Dans cette Tunisie corsetée encore très patriarcale** qui émerge lentement après les soubresauts sanglants de la révolution de 2011, il y a encore du chemin à faire pour que les droits des femmes soient reconnus et la loi du plus fort démantibulée. Avec ce film aux longs plans-séquences habiles à montrer l’épreuve qu’endurent Mariam et Youssef, un pas de plus est néanmoins fait dans cette direction.
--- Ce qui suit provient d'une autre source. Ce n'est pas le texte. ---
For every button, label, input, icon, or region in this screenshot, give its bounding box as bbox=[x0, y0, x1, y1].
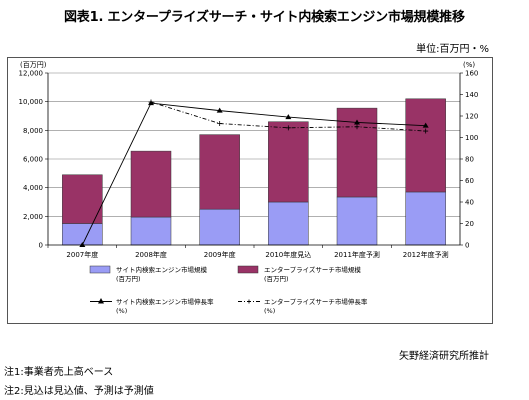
tick-label-right: 100 bbox=[465, 134, 478, 142]
category-label: 2010年度見込 bbox=[265, 250, 311, 259]
legend-swatch bbox=[237, 265, 259, 274]
chart-title: 図表1. エンタープライズサーチ・サイト内検索エンジン市場規模推移 bbox=[64, 10, 465, 25]
tick-label-left: 8,000 bbox=[23, 127, 43, 135]
legend-label: サイト内検索エンジン市場規模 bbox=[116, 265, 208, 274]
note-2: 注2:見込は見込値、予測は予測値 bbox=[4, 386, 154, 397]
tick-label-right: 120 bbox=[465, 113, 478, 121]
tick-label-right: 40 bbox=[465, 199, 474, 207]
tick-label-right: 20 bbox=[465, 220, 474, 228]
legend-unit: (%) bbox=[116, 307, 127, 315]
bar-site-search bbox=[130, 216, 172, 246]
marker-plus bbox=[423, 128, 429, 134]
line-enterprise-search-growth bbox=[150, 101, 426, 132]
tick-label-left: 12,000 bbox=[19, 70, 44, 78]
tick-label-left: 0 bbox=[39, 242, 43, 250]
chart-frame bbox=[7, 57, 493, 324]
tick-label-left: 4,000 bbox=[23, 184, 43, 192]
legend-label: エンタープライズサーチ市場伸長率 bbox=[264, 297, 368, 306]
line-site-search-growth bbox=[81, 102, 426, 246]
tick-label-right: 140 bbox=[465, 91, 478, 99]
legend-unit: (百万円) bbox=[116, 275, 141, 283]
category-label: 2011年度予測 bbox=[334, 250, 380, 259]
tick-label-right: 80 bbox=[465, 156, 474, 164]
marker-triangle bbox=[216, 107, 223, 113]
bar-site-search bbox=[199, 208, 240, 246]
marker-plus bbox=[217, 121, 223, 127]
marker-triangle bbox=[285, 114, 292, 120]
category-label: 2012年度予測 bbox=[403, 250, 449, 259]
marker-plus bbox=[148, 99, 154, 105]
legend-unit: (%) bbox=[264, 307, 275, 315]
bar-site-search bbox=[62, 223, 103, 246]
tick-label-left: 6,000 bbox=[23, 156, 43, 164]
tick-label-right: 0 bbox=[465, 242, 469, 250]
legend-swatch bbox=[89, 265, 111, 274]
marker-triangle bbox=[79, 242, 86, 247]
marker-plus bbox=[354, 124, 360, 130]
bar-enterprise-search bbox=[268, 121, 309, 203]
marker-triangle bbox=[354, 119, 360, 125]
legend-label: エンタープライズサーチ市場規模 bbox=[264, 265, 361, 274]
source-label: 矢野経済研究所推計 bbox=[399, 351, 489, 362]
bar-site-search bbox=[336, 196, 378, 246]
bar-enterprise-search bbox=[199, 134, 240, 210]
bar-site-search bbox=[268, 201, 309, 246]
tick-label-right: 60 bbox=[465, 177, 474, 185]
bar-enterprise-search bbox=[62, 174, 103, 224]
tick-label-left: 10,000 bbox=[19, 98, 44, 106]
left-axis-unit: (百万円) bbox=[20, 61, 47, 69]
marker-triangle bbox=[422, 122, 429, 128]
right-axis-unit: (%) bbox=[463, 61, 475, 69]
category-label: 2007年度 bbox=[66, 250, 98, 259]
bar-enterprise-search bbox=[405, 98, 446, 193]
note-1: 注1:事業者売上高ベース bbox=[4, 367, 114, 378]
category-label: 2008年度 bbox=[135, 250, 167, 259]
legend-marker bbox=[247, 299, 251, 304]
marker-plus bbox=[285, 125, 291, 131]
legend-unit: (百万円) bbox=[264, 275, 289, 283]
tick-label-left: 2,000 bbox=[23, 213, 43, 221]
tick-label-right: 160 bbox=[465, 70, 478, 78]
bar-site-search bbox=[405, 191, 446, 246]
legend-label: サイト内検索エンジン市場伸長率 bbox=[116, 297, 214, 306]
legend-marker bbox=[98, 298, 104, 304]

Et il y a fort à parier que si le jury cannois dans sa grande perspicacité a failli le récompenser, c’est aussi sûrement en espérant que sous les cieux de notre joyeuse république hexagonale, itou, soit pris au sérieux le sort parfois compliqué réservé au « sexe faible »***.
* L’auteur de cette chronique est désolé d’employer cette formule mâtinée de millénaires de manque de considération envers la gente féminine.
** Où les hommes, en meute, sont gros, laids, fourbes, tatoués, armés, indifférents au malheur, crient, fument au bureau, sont violents, veules et mauvais – sauf Youssef (Gahnem Zrelli), le jeune boyfriend militant pas né du dernier sit-in qui a accompagné la pauvresse durant une grande partie de ce marathon nocturne pour faire entendre leurs droits et l’un des policiers qui a conservé une déontologie digne d’un vrai service public.
*** Voir note* ci-dessus. Les débats restent ouverts.
La belle et la meute – Drame (inspiré de faits réels et de Coupable d’avoir été violée de Meriem Ben Mohamed et Ava Djamshidi, paru chez Michel Lafon) de la Tunisienne Kaouther Ben Hania – Avec Mariam Al Ferjani, Gahnem Zrelli… – Musique de Amine Bouhafa et DJ Tora – Durée 1h40 – Sortie en France le 18 octobre 2017.